Using ZefFX
A Declarative Approach
Instead of performing side-effectful operations eagerly, the Zef's managed effects system (ZefFX) allow you to declare what you would do.
It allows separating the intent from the execution.
This may take a bit of getting used to, but is an extremely useful tool to make your code more testable and decoupled: it allows you to write a much larger part of your business logic code as pure functions, which returns data structures describing what effectful operations on the outside world should be performed. These data strictures describing the intent are called "wishes" in Zef.
Wishes
They are pure data.

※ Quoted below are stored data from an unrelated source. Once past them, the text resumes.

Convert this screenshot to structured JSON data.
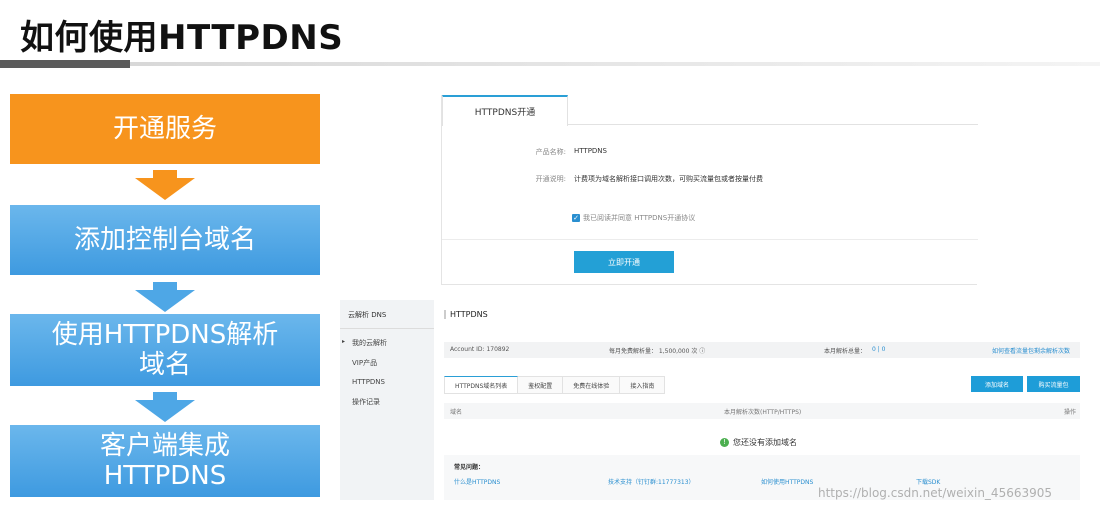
{
  "slide": {
    "title": "如何使用HTTPDNS"
  },
  "flow": {
    "steps": [
      {
        "line1": "开通服务",
        "line2": ""
      },
      {
        "line1": "添加控制台域名",
        "line2": ""
      },
      {
        "line1": "使用HTTPDNS解析",
        "line2": "域名"
      },
      {
        "line1": "客户端集成",
        "line2": "HTTPDNS"
      }
    ],
    "colors": {
      "first": "#f7941d",
      "rest": "#4ea7e6"
    }
  },
  "activation_panel": {
    "tab_label": "HTTPDNS开通",
    "product_name_label": "产品名称:",
    "product_name_value": "HTTPDNS",
    "description_label": "开通说明:",
    "description_value": "计费项为域名解析接口调用次数，可购买流量包或者按量付费",
    "agreement_text": "我已阅读并同意 HTTPDNS开通协议",
    "agreement_checked": true,
    "activate_button": "立即开通",
    "accent_color": "#23a0d6"
  },
  "console_panel": {
    "sidebar": {
      "header": "云解析 DNS",
      "items": [
        "我的云解析",
        "VIP产品",
        "HTTPDNS",
        "操作记录"
      ]
    },
    "title": "HTTPDNS",
    "info_bar": {
      "account": "Account ID: 170892",
      "free_quota": "每月免费解析量： 1,500,000 次 ⓘ",
      "monthly_total_label": "本月解析总量：",
      "monthly_total_value": "0 | 0",
      "traffic_link": "如何查看流量包剩余解析次数"
    },
    "tabs": [
      "HTTPDNS域名列表",
      "鉴权配置",
      "免费在线体验",
      "接入指南"
    ],
    "buttons": {
      "add_domain": "添加域名",
      "buy_package": "购买流量包"
    },
    "table_headers": {
      "domain": "域名",
      "monthly_count": "本月解析次数(HTTP/HTTPS)",
      "action": "操作"
    },
    "empty_message": "您还没有添加域名",
    "faq": {
      "title": "常见问题：",
      "links": [
        "什么是HTTPDNS",
        "技术支持（钉钉群:11777313）",
        "如何使用HTTPDNS",
        "下载SDK"
      ]
    }
  },
  "watermark": "https://blog.csdn.net/weixin_45663905"
}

In fact they are just simple Python dictionaries that know which type of wish they are and contain all data that is required for the execution of the effect by the effect system.
Basic Example
Let's look at a wish to express the intent of copying text to the clipboard
my_wish = {
'type': FX.Clipboard.CopyTo,
'value': 'hello world'
}
where FX.Clipboard.CopyTo
is a literal value.
Execution
To actually execute the effect, we can use the function called execute
. It takes a wish and attempts to execute it in a controlled environment using the effect handler associated with that specific type of effect.
run(my_wish)
Since this is an impure operation, this is wrapped in run
(see ...)
Shorthand Notation
Instead of writing out the dictionary as above, one can also use the shorthand notation
my_wish = FX.Clipboard.CopyTo(value='hello world')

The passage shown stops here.